The ice core samples were taken in 2015 from the Tibetan Plateau in western China about 22,000 feet above sea level and were studied by a team of researchers led by Zhi-Ping Zhong with The Ohio State University. Their research was recently publishedin the journal Microbiome.

“The glaciers in western China are not well-studied, and our goal is to use this information to reflect past environments. And viruses are a part of those environments,” Zhong said.

The team found genetic code for 33 viruses inside the ice samples. Only about four of the viruses have already been identified, the other two dozen are completely new to the scientific community.

About half of the viruses found in the ice seemed to have survived all this time because of the frozen ice environment they were trapped in.

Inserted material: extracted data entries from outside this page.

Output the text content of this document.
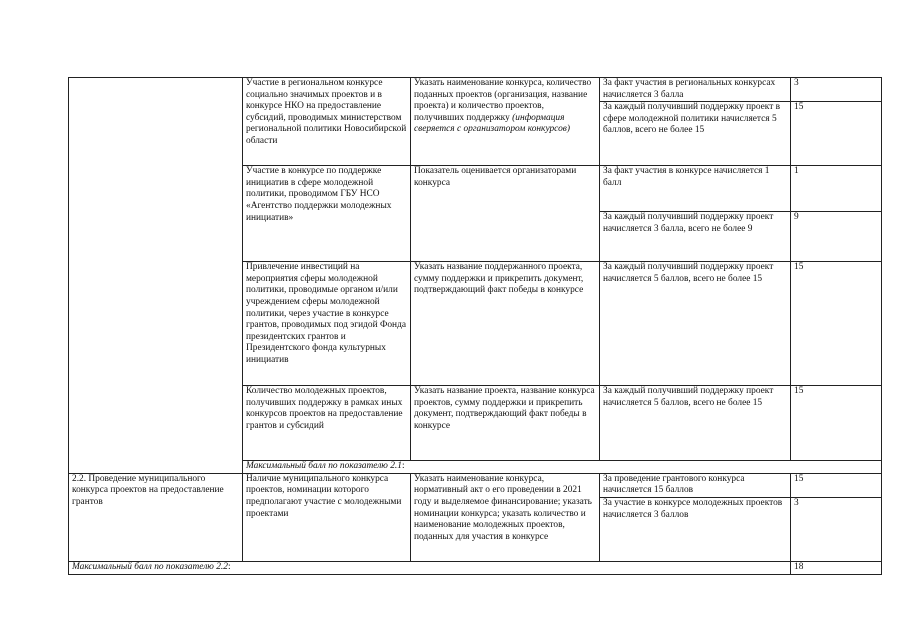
	Участие в региональном конкурсе социально значимых проектов и в конкурсе НКО на предоставление субсидий, проводимых министерством региональной политики Новосибирской области	Указать наименование конкурса, количество поданных проектов (организация, название проекта) и количество проектов, получивших поддержку (информация сверяется с организатором конкурсов)	За факт участия в региональных конкурсах начисляется 3 балла	3	
			За каждый получивший поддержку проект в сфере молодежной политики начисляется 5 баллов, всего не более 15	15	
	Участие в конкурсе по поддержке инициатив в сфере молодежной политики, проводимом ГБУ НСО «Агентство поддержки молодежных инициатив»	Показатель оценивается организаторами конкурса	За факт участия в конкурсе начисляется 1 балл	1	
			За каждый получивший поддержку проект начисляется 3 балла, всего не более 9	9	
	Привлечение инвестиций на мероприятия сферы молодежной политики, проводимые органом и/или учреждением сферы молодежной политики, через участие в конкурсе грантов, проводимых под эгидой Фонда президентских грантов и Президентского фонда культурных инициатив	Указать название поддержанного проекта, сумму поддержки и прикрепить документ, подтверждающий факт победы в конкурсе	За каждый получивший поддержку проект начисляется 5 баллов, всего не более 15	15	
	Количество молодежных проектов, получивших поддержку в рамках иных конкурсов проектов на предоставление грантов и субсидий	Указать название проекта, название конкурса проектов, сумму поддержки и прикрепить документ, подтверждающий факт победы в конкурсе	За каждый получивший поддержку проект начисляется 5 баллов, всего не более 15	15	
	Максимальный балл по показателю 2.1:	
2.2. Проведение муниципального конкурса проектов на предоставление грантов	Наличие муниципального конкурса проектов, номинации которого предполагают участие с молодежными проектами	Указать наименование конкурса, нормативный акт о его проведении в 2021 году и выделяемое финансирование; указать номинации конкурса; указать количество и наименование молодежных проектов, поданных для участия в конкурсе	За проведение грантового конкурса начисляется 15 баллов	15	
			За участие в конкурсе молодежных проектов начисляется 3 баллов	3	
Максимальный балл по показателю 2.2:				18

They are viruses that would have “thrived in extreme environments,” researchers said.

“These viruses have signatures of genes that help them infect cells in cold environments – just surreal genetic signatures for how a virus is able to survive in extreme conditions,” said Matthew Sullivan, co-author of the study, professor of microbiology at Ohio State.

For their study, researchers were able to create a new, ultra-clean method of analyzing microbes and viruses in the ice without contaminating it, according to the university.

They believe the viruses likely originated with soil or plants, not with animals or humans.

They believe as the glacier formed, as dust and gases in the air were incorporated into the water and ice, it also deposited viruses.

The research could help in future exploration of icy climates, including on Mars, the moon, or in other extremely cold areas of Earth.